H. Murray Hohns, PE, Fellow ASCE, was a Construction Consultant, Mediator and Arbitrator in private practice. His specialty was construction delay, those responsible, and its consequences. He founded Wagner-Hohns-Inglis-Inc. and built it into one of the country’s 250 largest Consulting Engineers. The author of several books on dispute resolution, he worked on projects in all 50 states and overseas, and managed major construction projects for their owners. Mr. Hohns also wrote a monthly expert commentary for a compilation of reported construction cases for over seven years. He was former President of the Project Management Institute, the National Academy of Forensic Engineers, and a member of the Board of Directors for the American Arbitration Association.
Originally from Construction Schedules: Analysis, Evaluation, and Interpretation of Schedules in Litigation and Dispute Resolution
§ 2-1 Project Scheduling Overview
We noted in Chapter 1 that this book does not include instructions or examples of how to do a network schedule.

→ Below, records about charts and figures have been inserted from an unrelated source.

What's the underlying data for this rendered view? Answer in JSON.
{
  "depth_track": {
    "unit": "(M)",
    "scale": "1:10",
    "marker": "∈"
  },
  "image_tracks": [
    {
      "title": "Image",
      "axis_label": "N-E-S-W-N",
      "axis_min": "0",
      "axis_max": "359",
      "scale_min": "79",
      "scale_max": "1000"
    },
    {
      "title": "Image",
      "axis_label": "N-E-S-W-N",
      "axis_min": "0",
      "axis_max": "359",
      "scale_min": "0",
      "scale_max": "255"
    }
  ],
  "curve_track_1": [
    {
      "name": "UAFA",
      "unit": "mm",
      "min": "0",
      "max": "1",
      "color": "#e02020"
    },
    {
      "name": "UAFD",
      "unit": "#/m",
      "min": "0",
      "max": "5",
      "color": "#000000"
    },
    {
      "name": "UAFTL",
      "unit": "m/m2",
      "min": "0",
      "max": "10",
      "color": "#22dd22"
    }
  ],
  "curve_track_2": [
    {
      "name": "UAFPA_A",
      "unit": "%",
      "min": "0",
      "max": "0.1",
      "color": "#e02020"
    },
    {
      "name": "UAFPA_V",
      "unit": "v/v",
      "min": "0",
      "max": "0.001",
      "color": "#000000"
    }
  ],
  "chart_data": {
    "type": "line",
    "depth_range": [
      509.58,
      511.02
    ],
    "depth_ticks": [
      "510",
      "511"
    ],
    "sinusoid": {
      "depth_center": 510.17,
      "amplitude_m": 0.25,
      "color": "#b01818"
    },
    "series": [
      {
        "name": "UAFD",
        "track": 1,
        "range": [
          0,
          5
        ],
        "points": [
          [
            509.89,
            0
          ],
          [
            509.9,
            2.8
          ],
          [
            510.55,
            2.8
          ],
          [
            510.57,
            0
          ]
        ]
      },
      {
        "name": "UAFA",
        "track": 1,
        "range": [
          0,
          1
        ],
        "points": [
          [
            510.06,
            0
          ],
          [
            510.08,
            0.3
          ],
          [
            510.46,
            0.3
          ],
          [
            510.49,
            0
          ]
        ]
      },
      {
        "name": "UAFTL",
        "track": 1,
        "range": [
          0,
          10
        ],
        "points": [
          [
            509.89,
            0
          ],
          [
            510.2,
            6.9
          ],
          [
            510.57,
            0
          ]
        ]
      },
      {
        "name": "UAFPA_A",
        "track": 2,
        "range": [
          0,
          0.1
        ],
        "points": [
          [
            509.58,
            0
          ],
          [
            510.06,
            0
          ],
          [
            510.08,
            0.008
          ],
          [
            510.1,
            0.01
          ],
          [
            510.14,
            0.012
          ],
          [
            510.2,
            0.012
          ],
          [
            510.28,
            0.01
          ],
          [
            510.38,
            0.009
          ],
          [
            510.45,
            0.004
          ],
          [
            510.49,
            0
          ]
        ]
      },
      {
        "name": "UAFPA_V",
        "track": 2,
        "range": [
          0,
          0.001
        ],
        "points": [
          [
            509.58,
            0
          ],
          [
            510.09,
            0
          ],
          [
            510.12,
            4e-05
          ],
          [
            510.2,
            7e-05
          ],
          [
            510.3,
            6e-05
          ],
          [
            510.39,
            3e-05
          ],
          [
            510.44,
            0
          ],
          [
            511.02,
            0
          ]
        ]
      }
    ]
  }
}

We do need to comment, though, about the scheduling technique you will encounter and must understand. As part of that understanding, we recommend that every attorney or construction consultant/expert who is or wants to be involved in delay-claim dispute presentation add a copy of the latest Associated General Contractors of America manual, Construction Planning & Scheduling to your library. This manual was first put together by an impressive group of industry leaders in the last decade of the Twentieth Century. The book is filled with all sorts of background-setting information that will help establish what contractors expect to do, must do and believe they can do with their “project schedules.”
The AGC manual, however, does not express any standards for scheduling or for explaining good practice. The AGC manual does not explain that each activity should relate to another with only the start activity without a predecessor and only the finish activity without a successor. The AGC manual does not explain how constrained dates can interrupt the forward pass and present a critical path that represents only part of the activities and may not begin at the start activity and may not end at the finish activity. One can begin to understand good scheduling practice by consulting the American Association of Cost Engineer International’s Forensic Schedule Protocol (29R-03) as well as publications 23R-02 Identification of Activities, 24R-03 Developing Activity Logic, 32R-04 Determining Activity Durations, 48R-06 Schedule Constructability Review.
The words “project schedule” have different meanings to the owner, contractor, subcontractor, design consultant, and, most especially, to courts of law or other dispute resolution triers of fact involved in the construction industry. The project schedule may just mean the contractually stated final completion date and/or interim completion dates for phases of the work or it may refer to the process of sequencing and scheduling individual activities or tasks which are required to complete the project.